Need to Know: Random Access mode
Net Result?
The crusade for net neutrality is turning into a food fight between Google and wireless broadband providers that has cable operators struggling to stay in the game and regulators changing the rules. With streaming video a compelling new alternative to television and mobile phones far outnumbering personal computers and tvs, net neutrality has become a free-for-all of rival traditional and new constituents.
Based on chairman Julius Genachowski's recent call for preemptive regulation, some fear the FCC could flip the focus of net neutrality from consumers' rights to controlling ISPs and stifling competition. Cable operators are concerned a change in FCC rules will restrain their ability to manage digital cable and other premium services.
Despite unprecedented consumer choice, critics say the "regulatory creep" of net neutrality appears inevitable, and many are blaming Google. That underscores the challenge of legally defining and identifying the "networks" in net neutrality.
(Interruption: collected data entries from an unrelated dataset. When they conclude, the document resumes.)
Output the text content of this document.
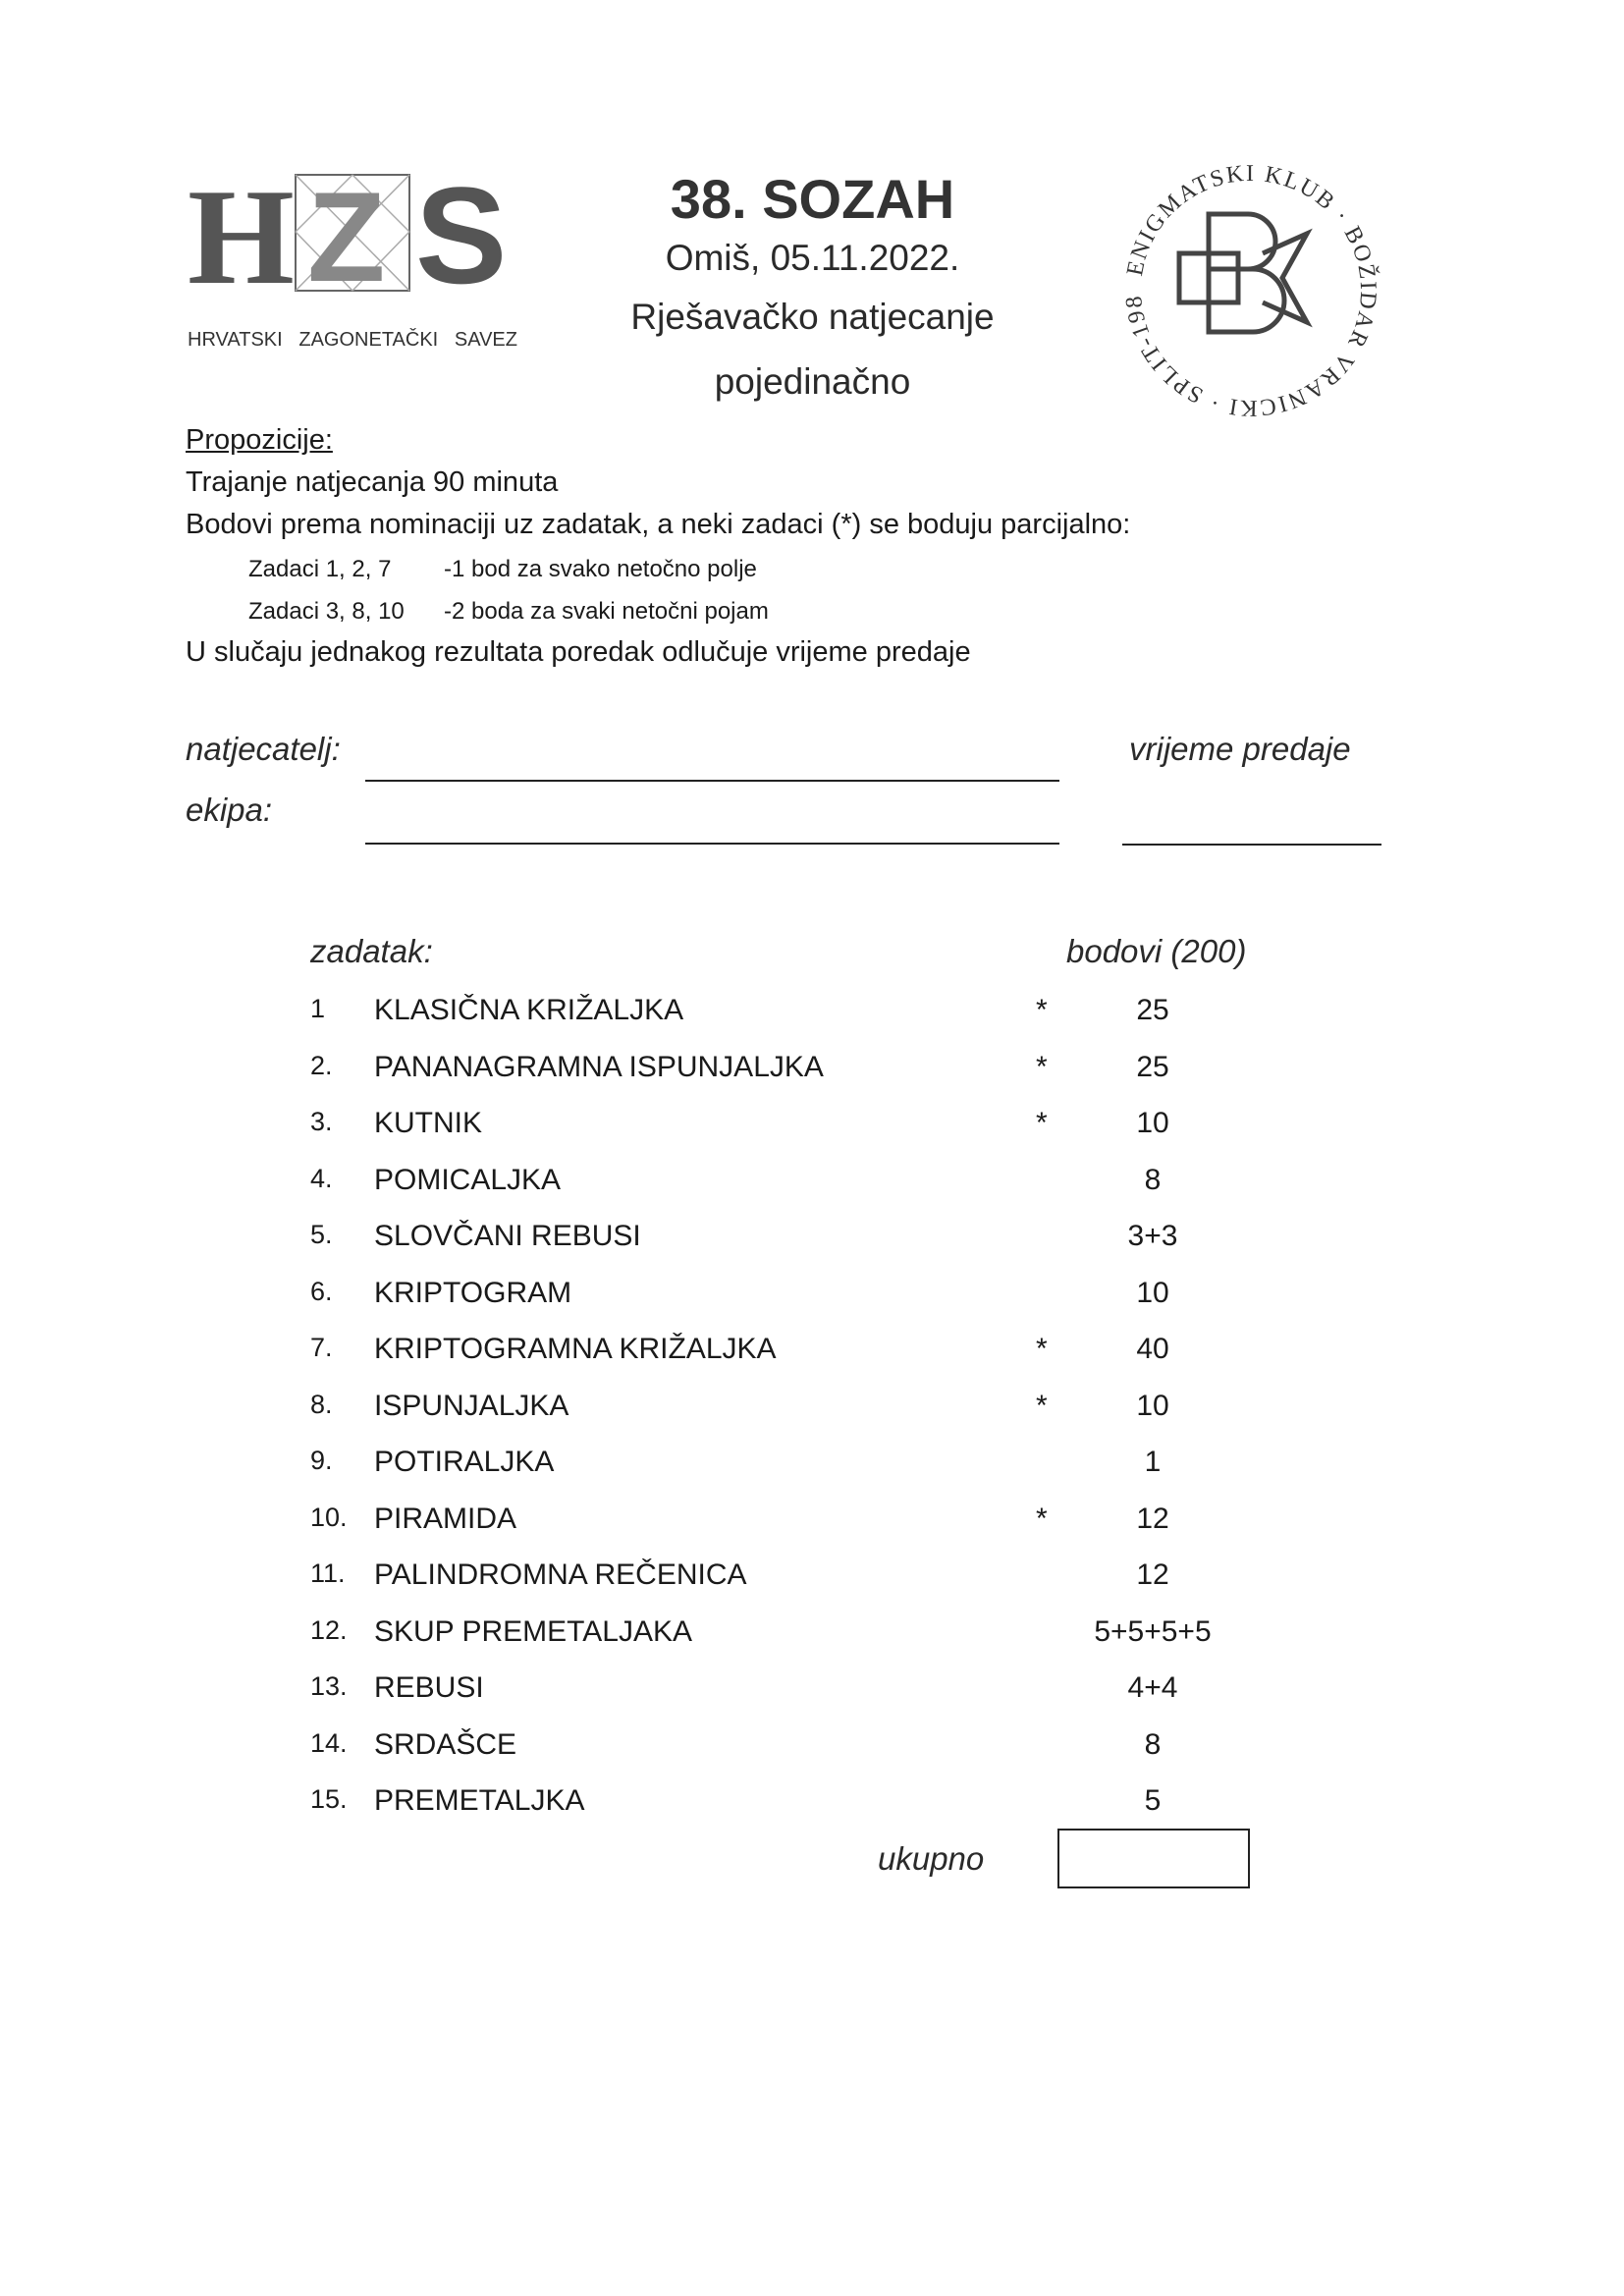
H Z S
HRVATSKI   ZAGONETAČKI   SAVEZ
38. SOZAH
Omiš, 05.11.2022.
Rješavačko natjecanje
pojedinačno
ENIGMATSKI KLUB · BOŽIDAR VRANICKI · SPLIT-198
Propozicije:
Trajanje natjecanja 90 minuta
Bodovi prema nominaciji uz zadatak, a neki zadaci (*) se boduju parcijalno:
Zadaci 1, 2, 7 -1 bod za svako netočno polje
Zadaci 3, 8, 10 -2 boda za svaki netočni pojam
U slučaju jednakog rezultata poredak odlučuje vrijeme predaje
natjecatelj:	vrijeme predaje
ekipa:
zadatak:	bodovi (200)
1 KLASIČNA KRIŽALJKA	*	25
2. PANANAGRAMNA ISPUNJALJKA	*	25
3. KUTNIK	*	10
4. POMICALJKA	8
5. SLOVČANI REBUSI	3+3
6. KRIPTOGRAM	10
7. KRIPTOGRAMNA KRIŽALJKA	*	40
8. ISPUNJALJKA	*	10
9. POTIRALJKA	1
10. PIRAMIDA	*	12
11. PALINDROMNA REČENICA	12
12. SKUP PREMETALJAKA	5+5+5+5
13. REBUSI	4+4
14. SRDAŠCE	8
15. PREMETALJKA	5
ukupno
Although Google will more than double its domestic consumer Internet traffic to about 37% in 2010, it pays only about $344 million of consumer flat-rate annual Internet fees of about $44 billion. Even if the fcc frees up additional spectrum to ease bandwidth pricing and depletion concerns, the economics of access will be a new focal point.
That underscores another dilemma: trying to regulate the evolving wireless broadband marketplace in which the same rules don't evenly apply to all parties. Comcast was quickly reprimanded for apparently slowing or blocking connections of subscribers using excessive broadband. By comparison, wireless service providers control the devices, services and applications on their respective networks.
For instance, Apple's wildly popular iPhone is exclusively serviced by its own App Store and AT&T's domestic networks, resulting in its recent controversial rebuff of Google Talk's voice over Internet Protocol application that would have presented users with competitive choices. In its public policy blog, Google refers to the iPhone-AT&T block as "regulatory capitalism."
Thanks to convergence, Google is all about video, cable operators rely on voice services as their primary revenues source, and phone companies are fixed on selling broadband applications and services.
In October, the Wi-Fi Alliance - comprised of Apple, Cisco, Intel and 300 other Wi-Fi equipment manufacturers - said it will sell technology that effectively turns gadgets into mini access points able to create wireless connections with other Wi-Fi-enabled gadgets or broadband modems within a radius of about 300 feet. The new Wi-Fi Direct technology will be built directly into consumer electronics and automatically scan the vicinity for existing hotspots and the gamut of Wi-Fi equipped devices, including smartphones, computers, tvs, and gaming consoles.
The move will boost Wi-Fi capability and usage to new levels, creating new challenges to the fcc chairman's desire to "preserve a free and open Internet" as a platform for innovation, opportunity and prosperity in a wireless broadband world.